Tips If You’ve Been Hurt at Work.December 7th, 2011 by 1800thelaw2
Recently, I posted a series of tips that can help you if you’ve been in an auto accident.
In this post, I’m providing a list of what to do and not to do if you’ve had an injury on the job and/or in the workplace.
Hire an Attorney: The workers’ compensation system can be very confusing and very frustrating. Hiring an expert attorney experienced in dealing with the workers’ compensation system, appeals and complaints process, and the claims administrators helps ensure your legal rights are being fully protected. Plus, it gives you undisturbed time to do what you need to do most…heal.
In California, temporary total disability payments can be up to $986 per week. An expert attorney can help you get the maximum benefit allowable by law. You can learn more about benefits at www.dir.ca.gov .
Your attorney can be responsible for dealing with your employer’s insurance company, help arrange medical evaluations, and represent you at the Workers’ Compensation Appeals Board (WCAB) if necessary.
File Your Workers’ Compensation Claims Quickly: If you’re hurt on the job you have legal rights. But if you don’t notify your employer and file the appropriate paperwork as soon as possible (within 30 days of your injury or becoming aware that your injury was caused by work), you may lose your right to file a claim and receive workers’ compensation benefits.
Don’t Tough Out an Injury: As well as you know your body, you may not be able to determine if your injury is minor or serious. After a work-related injury, see a doctor and inform your employer of the injury as soon as possible. Not treating an injury in a timely manor can result in a worsening of the condition ultimately costing you more time away from work and even greater medical bills. And delaying notifying your employer and/or not seeking medical treatment could mean you exceed the time limit for filing a claim and leave you with no legal recourse.
Predesignate Your Doctor Today: If you haven’t already notified your employer in writing of the name and address of your personal physician, before you’re injured at work, you may not be able to see your personal physician right after a work injury. Not all workers can predesignate their physician. See your human resources director for more information.
Learn These Important Terms: The more you know about the workers’ compensation system the better your chances of success. Here are a few terms you’ll often hear.
- DWC: Department of Workers’ Compensation
- DWC 1: The Workers’ Compensation Claim Form & Notice of Potential Eligibility. Your employer must give or mail you a claim form within one working day after they learn about your injury or illness. You must fill out the DWC 1 form as soon as possible after a work injury and give it to your employer.

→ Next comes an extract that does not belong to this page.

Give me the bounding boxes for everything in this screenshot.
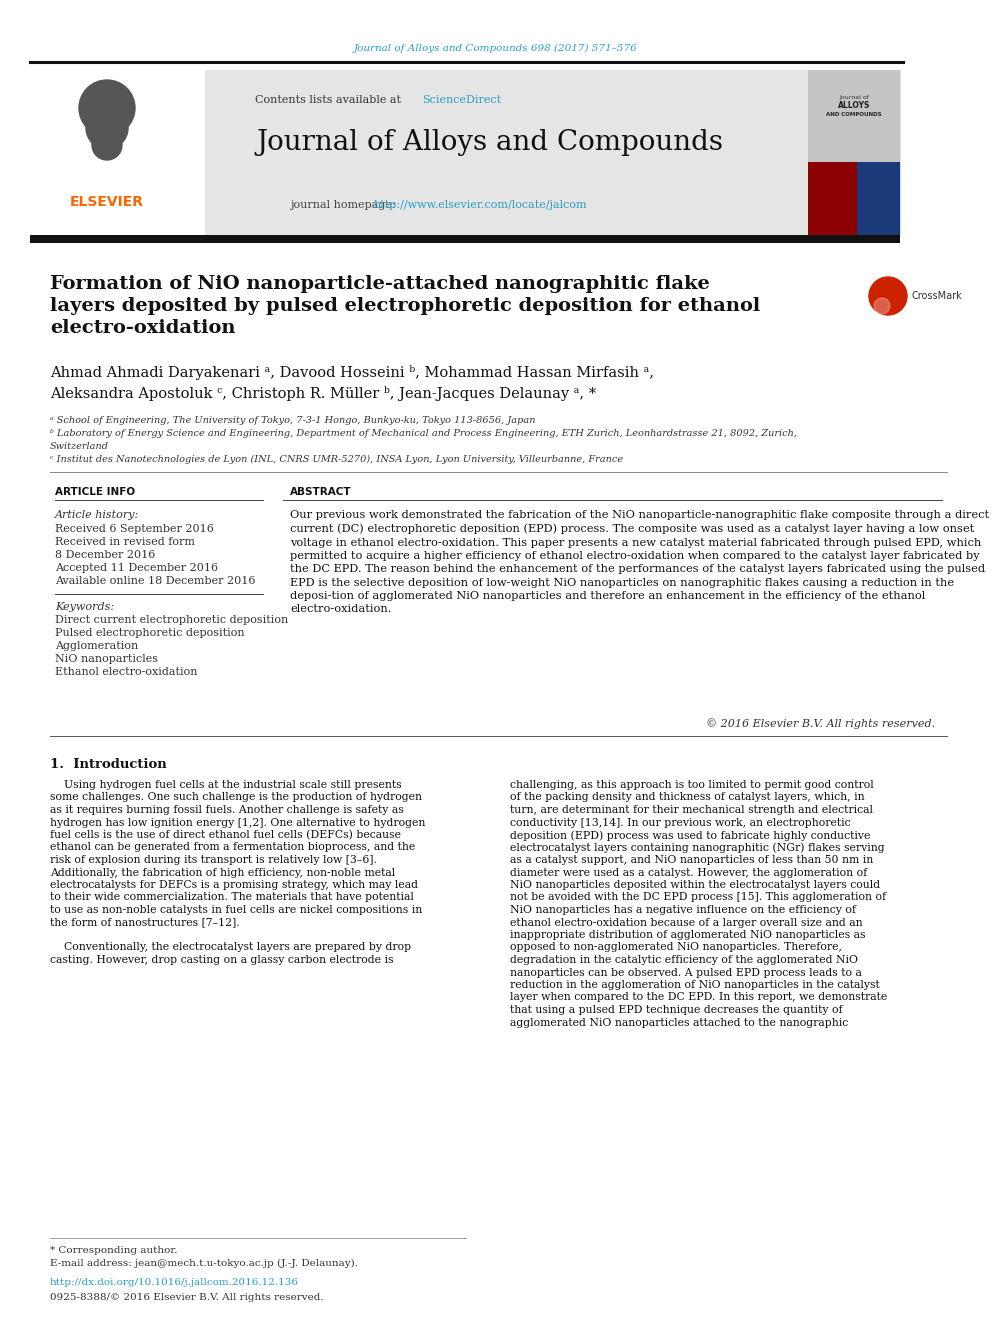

- UR: Once you’ve seen a doctor and a treatment plan has been formulated it may be reviewed by a third party hired by the claims administrator. This process is called utilization review (UR). Insurance companies use UR to decide whether or not to approve treatment recommended by the doctor.
- MPN: A medical provider network (MPN) is a group of health care providers set up by your employer’s insurance company and approved by the DWC’s administrative director to treat workers injured on the job. Each MPN includes a mix of doctors specializing in work-related injuries and doctors with expertise in general areas of medicine. If your employer is in an MPN your workers’ compensation medical needs will be taken care of by doctors in the network unless you were eligible to pre-designate your personal doctor and did so before your injury happened.
One last thing I hope you’ll always remember. If you’re hurt on the job, you have a legal right to file a claim and seek medical attention. Just be aware that filing a false claim is a felony!
If you’re reading this while you’re home recovering from a work injury, I hope you feel better and are back on the job soon.
Robert M. Cohen
Attorney at Law
Attorney Member, Walker & Walker Attorney Network at 1-800-THE-LAW2
PS: Don’t forget, according to California law, making a false or fraudulent workers’ compensation claim is a felony subject to up to 5 years in prison or a fine of up to $50,000 or double the value of the fraud, whichever is greater, or by both imprisonment and fine.